Я адаптировал алгоритмы персептрона из этого великого поста: https://machinelearningmastery.com/implement-perceptron-algorithm-scratch-python/
Первоначально я планировал использовать .dBFS из AudioSegment, но, похоже, это не сработало - Тренировочная функция просто увеличивала уклон и зарплату. После этого я попытался возиться с max () и min () из SoundFile.
import argparse
import os
import wave
import soundfile as np
from pydub import AudioSegment
def dir_path(string):
if os.path.isdir(string):
return string
else:
raise NotADirectoryError(string)
# Make a prediction with weights
def predict(row, weights):
activation = weights[0]
for i in range(len(row) - 1):
activation += weights[i + 1] * row[i]
return 1.0 if activation >= 0.0 else 0.0
# Estimate Perceptron weights using stochastic gradient descent
def train_weights(train, l_rate, n_epoch):
weights = [0.0 for i in range(len(train[0]))]
for epoch in range(n_epoch):
sum_error = 0.0
for row in train:
prediction = predict(row, weights)
error = row[-1] - prediction
sum_error += error ** 2
weights[0] = weights[0] + l_rate * error
for i in range(len(row) - 1):
weights[i + 1] = weights[i + 1] + l_rate * error * row[i]
print('>epoch=%d, lrate=%.3f, error=%.3f' % (epoch, l_rate, sum_error))
print(weights)
return weights
parser = argparse.ArgumentParser(description="Separating silent waves from louder waves")
parser.add_argument('-p', '--path', type=dir_path, metavar='', required=True, help="give path to the file with waves.")
args = parser.parse_args()
if __name__ == '__main__':
os.chdir(args.path)
print(os.getcwd() + "\n\n")
training_list = []
testing_list = []
for root, sub, files in os.walk(args.path):
for f in files:
if 'wav' in f:
abs_path = os.path.abspath(root)
# Populate training list
if abs_path.endswith('silence_training'):
x, fs = np.read(os.path.join(abs_path, f))
training_list.append([x.max(),x.min(), 0])
elif abs_path.endswith('voiced_training'):
x, fs = np.read(os.path.join(abs_path, f))

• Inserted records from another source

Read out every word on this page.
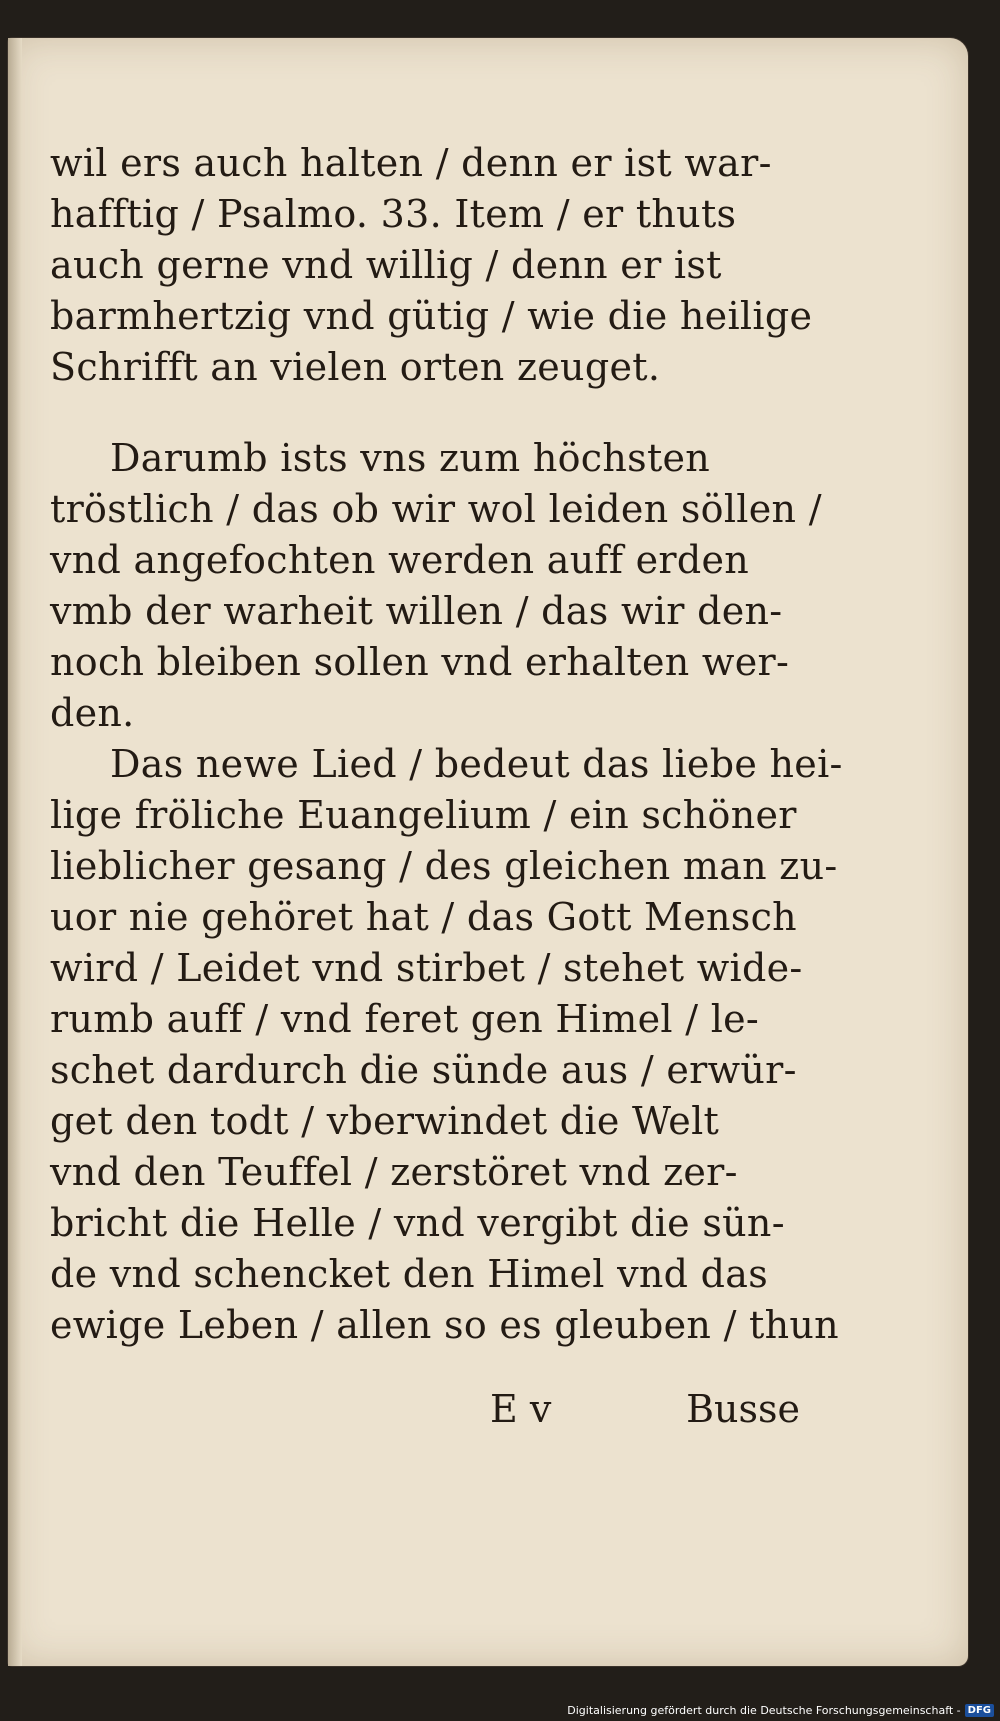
wil ers auch halten / denn er ist war-
hafftig / Psalmo. 33. Item / er thuts
auch gerne vnd willig / denn er ist
barmhertzig vnd gütig / wie die heilige
Schrifft an vielen orten zeuget.
Darumb ists vns zum höchsten
tröstlich / das ob wir wol leiden söllen /
vnd angefochten werden auff erden
vmb der warheit willen / das wir den-
noch bleiben sollen vnd erhalten wer-
den.
Das newe Lied / bedeut das liebe hei-
lige fröliche Euangelium / ein schöner
lieblicher gesang / des gleichen man zu-
uor nie gehöret hat / das Gott Mensch
wird / Leidet vnd stirbet / stehet wide-
rumb auff / vnd feret gen Himel / le-
schet dardurch die sünde aus / erwür-
get den todt / vberwindet die Welt
vnd den Teuffel / zerstöret vnd zer-
bricht die Helle / vnd vergibt die sün-
de vnd schencket den Himel vnd das
ewige Leben / allen so es gleuben / thun
E v	Busse
Digitalisierung gefördert durch die Deutsche Forschungsgemeinschaft - DFG
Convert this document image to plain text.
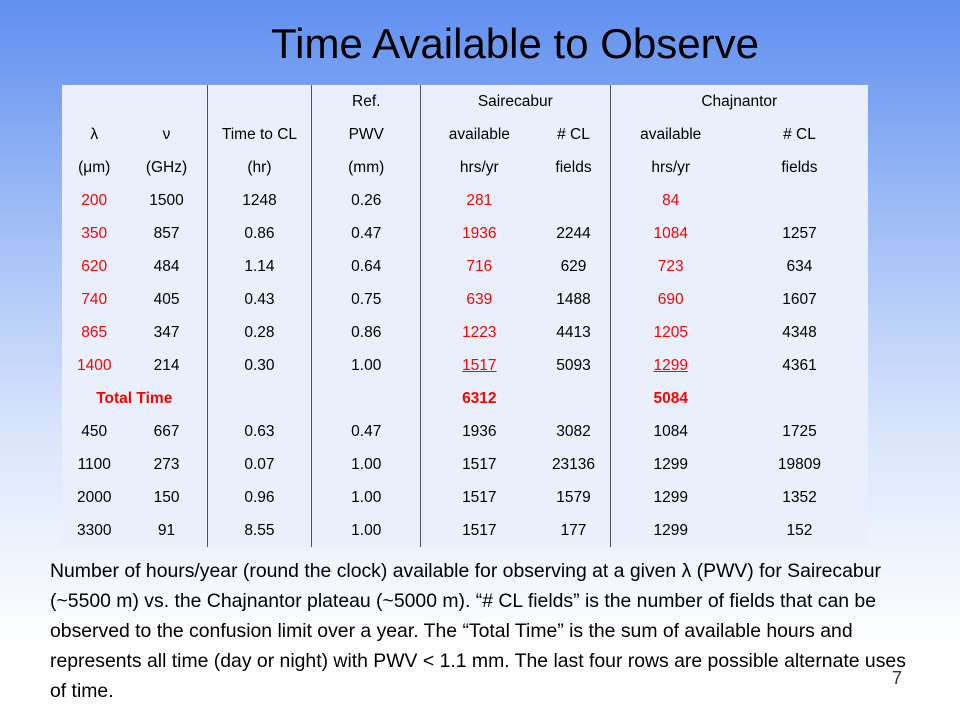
Time Available to Observe
			Ref.	Sairecabur		Chajnantor	
λ	ν	Time to CL	PWV	available	# CL	available	# CL
(μm)	(GHz)	(hr)	(mm)	hrs/yr	fields	hrs/yr	fields
200	1500	1248	0.26	281		84	
350	857	0.86	0.47	1936	2244	1084	1257
620	484	1.14	0.64	716	629	723	634
740	405	0.43	0.75	639	1488	690	1607
865	347	0.28	0.86	1223	4413	1205	4348
1400	214	0.30	1.00	1517	5093	1299	4361
Total Time				6312		5084	
450	667	0.63	0.47	1936	3082	1084	1725
1100	273	0.07	1.00	1517	23136	1299	19809
2000	150	0.96	1.00	1517	1579	1299	1352
3300	91	8.55	1.00	1517	177	1299	152
Number of hours/year (round the clock) available for observing at a given λ (PWV) for Sairecabur (~5500 m) vs. the Chajnantor plateau (~5000 m). “# CL fields” is the number of fields that can be observed to the confusion limit over a year. The “Total Time” is the sum of available hours and represents all time (day or night) with PWV < 1.1 mm. The last four rows are possible alternate uses of time.
7
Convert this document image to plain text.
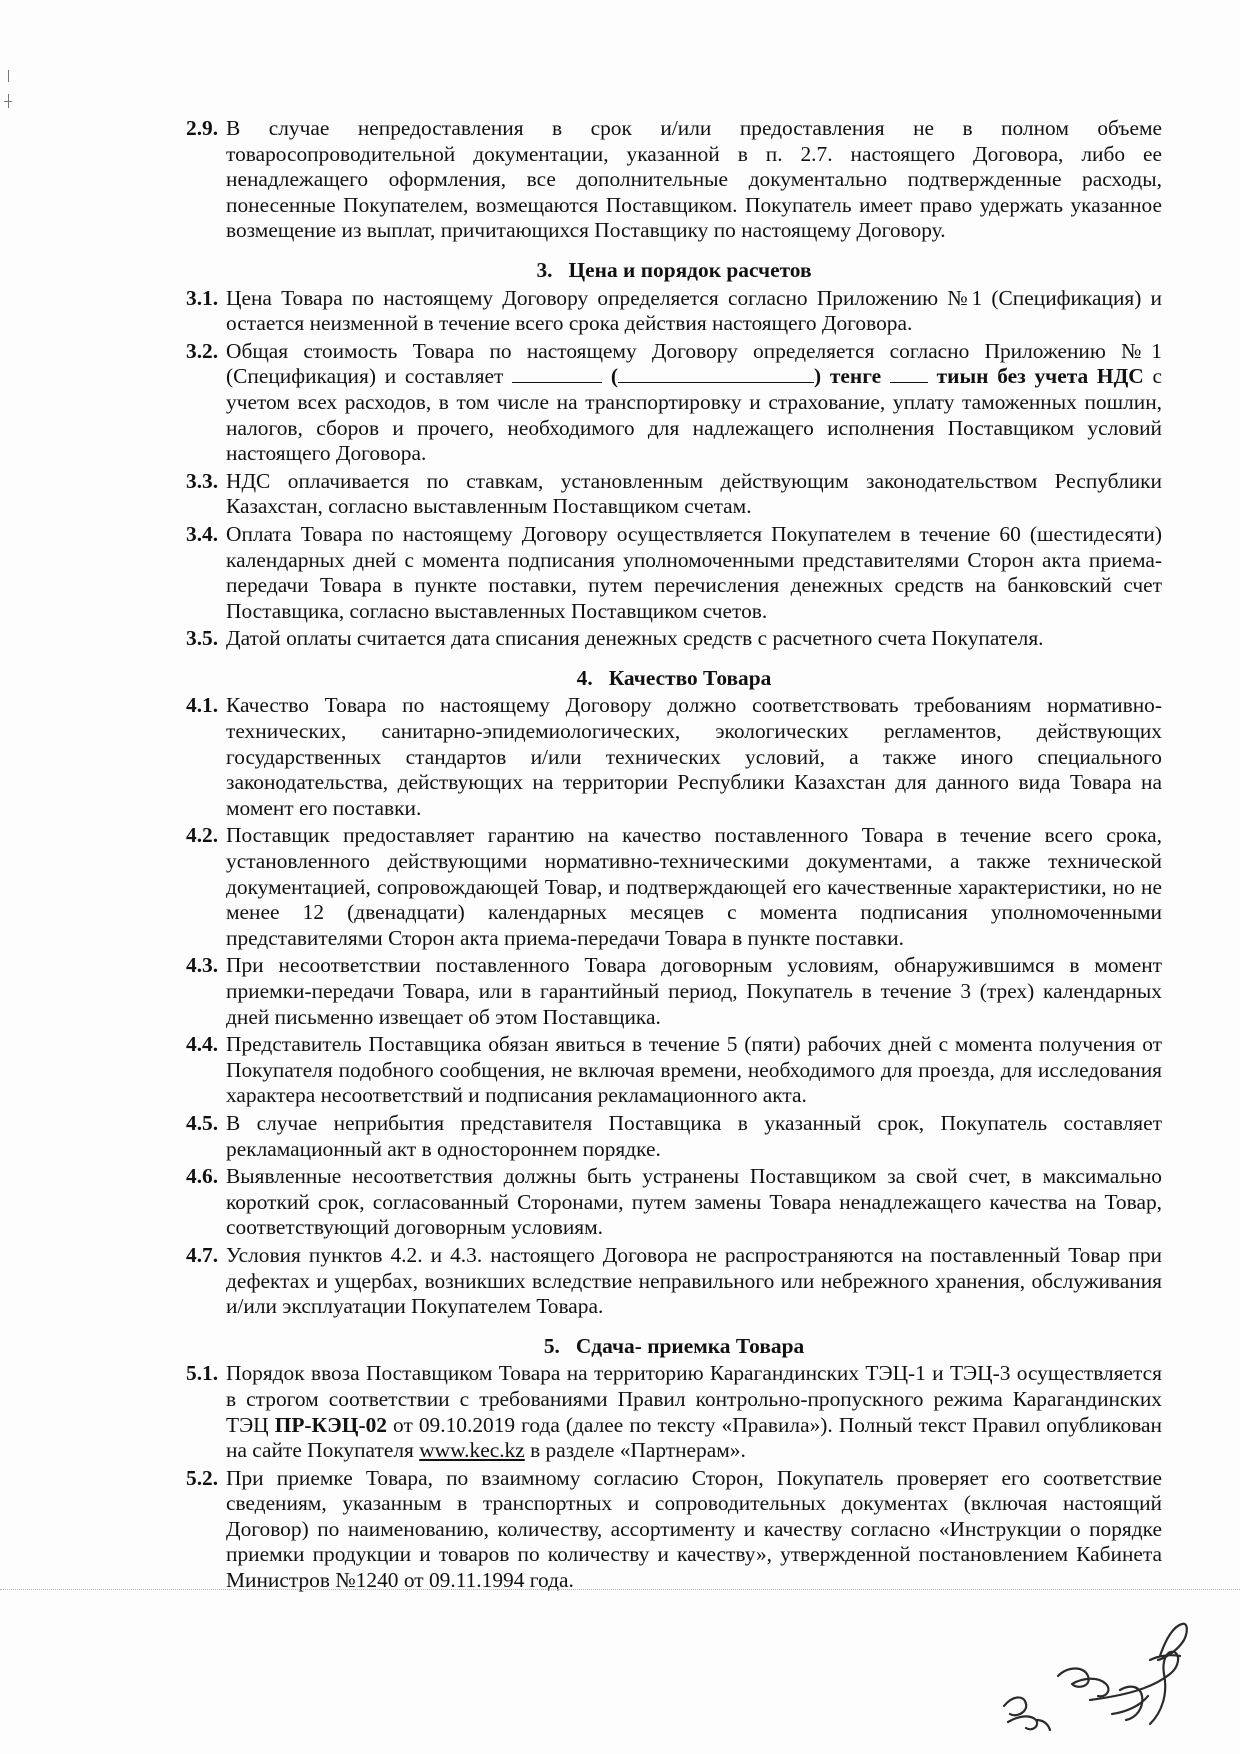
2.9. В случае непредоставления в срок и/или предоставления не в полном объеме товаросопроводительной документации, указанной в п. 2.7. настоящего Договора, либо ее ненадлежащего оформления, все дополнительные документально подтвержденные расходы, понесенные Покупателем, возмещаются Поставщиком. Покупатель имеет право удержать указанное возмещение из выплат, причитающихся Поставщику по настоящему Договору.
3. Цена и порядок расчетов
3.1. Цена Товара по настоящему Договору определяется согласно Приложению №1 (Спецификация) и остается неизменной в течение всего срока действия настоящего Договора.
3.2. Общая стоимость Товара по настоящему Договору определяется согласно Приложению №1 (Спецификация) и составляет	(	) тенге	тиын без учета НДС с учетом всех расходов, в том числе на транспортировку и страхование, уплату таможенных пошлин, налогов, сборов и прочего, необходимого для надлежащего исполнения Поставщиком условий настоящего Договора.
3.3. НДС оплачивается по ставкам, установленным действующим законодательством Республики Казахстан, согласно выставленным Поставщиком счетам.
3.4. Оплата Товара по настоящему Договору осуществляется Покупателем в течение 60 (шестидесяти) календарных дней с момента подписания уполномоченными представителями Сторон акта приема-передачи Товара в пункте поставки, путем перечисления денежных средств на банковский счет Поставщика, согласно выставленных Поставщиком счетов.
3.5. Датой оплаты считается дата списания денежных средств с расчетного счета Покупателя.
4. Качество Товара
4.1. Качество Товара по настоящему Договору должно соответствовать требованиям нормативно-технических, санитарно-эпидемиологических, экологических регламентов, действующих государственных стандартов и/или технических условий, а также иного специального законодательства, действующих на территории Республики Казахстан для данного вида Товара на момент его поставки.
4.2. Поставщик предоставляет гарантию на качество поставленного Товара в течение всего срока, установленного действующими нормативно-техническими документами, а также технической документацией, сопровождающей Товар, и подтверждающей его качественные характеристики, но не менее 12 (двенадцати) календарных месяцев с момента подписания уполномоченными представителями Сторон акта приема-передачи Товара в пункте поставки.
4.3. При несоответствии поставленного Товара договорным условиям, обнаружившимся в момент приемки-передачи Товара, или в гарантийный период, Покупатель в течение 3 (трех) календарных дней письменно извещает об этом Поставщика.
4.4. Представитель Поставщика обязан явиться в течение 5 (пяти) рабочих дней с момента получения от Покупателя подобного сообщения, не включая времени, необходимого для проезда, для исследования характера несоответствий и подписания рекламационного акта.
4.5. В случае неприбытия представителя Поставщика в указанный срок, Покупатель составляет рекламационный акт в одностороннем порядке.
4.6. Выявленные несоответствия должны быть устранены Поставщиком за свой счет, в максимально короткий срок, согласованный Сторонами, путем замены Товара ненадлежащего качества на Товар, соответствующий договорным условиям.
4.7. Условия пунктов 4.2. и 4.3. настоящего Договора не распространяются на поставленный Товар при дефектах и ущербах, возникших вследствие неправильного или небрежного хранения, обслуживания и/или эксплуатации Покупателем Товара.
5. Сдача- приемка Товара
5.1. Порядок ввоза Поставщиком Товара на территорию Карагандинских ТЭЦ-1 и ТЭЦ-3 осуществляется в строгом соответствии с требованиями Правил контрольно-пропускного режима Карагандинских ТЭЦ ПР-КЭЦ-02 от 09.10.2019 года (далее по тексту «Правила»). Полный текст Правил опубликован на сайте Покупателя www.kec.kz в разделе «Партнерам».
5.2. При приемке Товара, по взаимному согласию Сторон, Покупатель проверяет его соответствие сведениям, указанным в транспортных и сопроводительных документах (включая настоящий Договор) по наименованию, количеству, ассортименту и качеству согласно «Инструкции о порядке приемки продукции и товаров по количеству и качеству», утвержденной постановлением Кабинета Министров №1240 от 09.11.1994 года.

training_list.append([x.max(),x.min(), 1])
# Populate testing list
elif abs_path.endswith('silence'):
x, fs = np.read(os.path.join(abs_path, f))
testing_list.append([x.max(), x.min(), 0])
elif abs_path.endswith('voiced'):
x, fs = np.read(os.path.join(abs_path, f))
testing_list.append([x.max(), x.min(), 1])
l_rate = 0.1
n_epoch = 1000
weights = train_weights(training_list,l_rate, n_epoch) code here
Кто-нибудь знает хороший способ справиться с этим?